“Uno come noi”, i Nomadi e il ragazzo di piazza Tienanmen

Trent’anni fa la rivolta a Pechino. La canzone dedicata a quel ragazzo, rimasto nella storia, che fermò un carro armato

Nella notte tra il 3 e il 4 giugno 1989 i carri armati dell’Esercito di Liberazione Popolare cinese assassinarono nella piazza Tienanmen di Pechino centinaia di persone, ponendo fine alle proteste degli studenti che reclamavano la democrazia. La protesta nella piazza della capitale cinese era iniziata un mese e mezzo prima. Era l’anno del crollo di tanti regimi comunisti in Europa, l’anno della caduta del Muro di Berlino.

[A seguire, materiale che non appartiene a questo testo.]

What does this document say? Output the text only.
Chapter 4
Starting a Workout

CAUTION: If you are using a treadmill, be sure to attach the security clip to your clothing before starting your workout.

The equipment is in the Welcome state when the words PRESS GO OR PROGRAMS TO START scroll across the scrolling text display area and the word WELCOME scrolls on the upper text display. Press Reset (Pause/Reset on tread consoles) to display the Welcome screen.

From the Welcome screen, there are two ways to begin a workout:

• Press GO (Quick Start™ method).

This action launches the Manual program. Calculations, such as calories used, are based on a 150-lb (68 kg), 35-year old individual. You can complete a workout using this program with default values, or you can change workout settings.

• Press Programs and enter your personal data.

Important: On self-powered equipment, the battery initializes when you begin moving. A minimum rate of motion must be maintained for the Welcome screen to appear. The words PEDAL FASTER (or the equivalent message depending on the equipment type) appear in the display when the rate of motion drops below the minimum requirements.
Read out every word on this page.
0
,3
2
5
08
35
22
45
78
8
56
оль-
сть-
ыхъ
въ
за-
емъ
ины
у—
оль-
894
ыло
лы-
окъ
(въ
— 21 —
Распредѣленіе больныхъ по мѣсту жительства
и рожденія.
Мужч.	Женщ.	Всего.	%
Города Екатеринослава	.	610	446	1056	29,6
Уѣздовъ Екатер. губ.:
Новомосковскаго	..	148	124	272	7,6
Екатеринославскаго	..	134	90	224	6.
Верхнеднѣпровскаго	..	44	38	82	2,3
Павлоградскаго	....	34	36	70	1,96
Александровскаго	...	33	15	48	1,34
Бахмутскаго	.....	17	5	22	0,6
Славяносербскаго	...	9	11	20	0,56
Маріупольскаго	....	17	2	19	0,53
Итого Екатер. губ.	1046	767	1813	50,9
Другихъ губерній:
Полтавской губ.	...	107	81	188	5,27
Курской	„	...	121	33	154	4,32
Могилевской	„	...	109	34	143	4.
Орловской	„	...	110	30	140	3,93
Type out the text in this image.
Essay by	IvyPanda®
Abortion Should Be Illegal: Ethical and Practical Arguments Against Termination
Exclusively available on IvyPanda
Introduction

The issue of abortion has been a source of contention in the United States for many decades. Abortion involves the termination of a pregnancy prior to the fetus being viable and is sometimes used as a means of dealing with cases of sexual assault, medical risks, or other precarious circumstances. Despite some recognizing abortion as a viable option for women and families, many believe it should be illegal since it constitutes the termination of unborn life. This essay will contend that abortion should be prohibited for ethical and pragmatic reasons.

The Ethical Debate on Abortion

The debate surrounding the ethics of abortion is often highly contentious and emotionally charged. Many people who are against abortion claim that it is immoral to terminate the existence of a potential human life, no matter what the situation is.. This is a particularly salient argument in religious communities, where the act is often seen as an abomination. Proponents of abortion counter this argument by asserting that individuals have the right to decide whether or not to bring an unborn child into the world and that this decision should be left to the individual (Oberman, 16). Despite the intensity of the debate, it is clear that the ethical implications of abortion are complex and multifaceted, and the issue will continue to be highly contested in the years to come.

A maggio più di un milione di persone aveva riempito la piazza, la stessa in cui quarant’anni prima Mao Zedong aveva dichiarato la nascita della Repubblica Popolare Cinese. Arrivò la legge marziale, la repressione, l’ordine di Deng Xiaoping di fare fuoco. Bilancio ufficiale: 319 vittime. Molte di più secondo la Croce Rossa, le organizzazioni internazionali, i media stranieri e i testimoni. C’è chi ha parlato di dodicimila morti.

Un’immagine su tutte rimase nella memoria collettiva: quella di un ragazzo, uno studente – passato alla storia come il Rivoltoso sconosciuto – che ferma i carri armati. Solo, inerme, si frappone alla colonna dei blindati. Una fotografia di quelle destinate a sfidare il tempo.

A questo ragazzo, al suo gesto, due anni dopo i Nomadi dedicarono una canzone. Il gruppo emiliano, sempre sensibile – nella sua storia ormai ultracinquantennale, pur con i diversi innesti e uscite che l’hanno caratterizzato – a ciò che accade vicino a noi e lontano da noi, alle sofferenze del mondo, alla vita e al futuro dei giovani, lanciarono “Uno come noi”.

«Con il tuo esile corpo hai fermato un carro armato, / bastava un ordine e saresti stato schiacciato. / Ma per un momento è stato come se tutto il mondo / fosse fermo lì davanti a te, a un piccolo uomo / a un grande uomo, a uno come noi».

Era il 1991, un anno prima della prematura scomparsa di Augusto Daolio, il leader del gruppo, che ancora oggi i fan – e non solo loro – ricordano per la sua voce e per il suo carisma. La canzone fu inserita nell’album “Gente come noi”, che conteneva tra l’altro anche “Ricordati di Chico”, dedicata al sindacalista brasiliano Chico Mendes, difensore dell’Amazzonia, ucciso tre anni prima.

Oggi i carri armati a Pechino in piazza non ci sono più, il benessere cresce, ma i fatti di Tienanmen sono ancora considerati “disordini politici” da chi guida il Paese (che contesta la parola “repressione” per l’intervento del 1989) e notizie inquietanti non lasciano ben sperare. Da tre mesi non c’è più traccia di Li Zhi, musicista rock cinese che aveva cantato proprio Tienanmen. Tour cancellato, account social chiusi, scomparsa la presenza nel web.

In Cina serve ancora coraggio. Il pensiero va a chi ha pagato con la vita il suo impegno e la sua battaglia per la democrazia e a chi ancora oggi spera che un giorno, oltre al benessere economico e al Pil che supera il 6 per cento, anche le libertà fondamentali possano essere garantite. «Sto pensando a tutti quelli che hanno pagato nel silenzio e nel dolore – cantano i Nomadi – , perché il carro armato non s’è fermato, niente ha risparmiato. / Ti voglio dire che né politica, né religione, danno il diritto di troncare la vita di un uomo. / Che sogna solo una casa una donna un lavoro, / di essere libero e un poco felice in un mondo migliore / fatto di gente, gente come noi».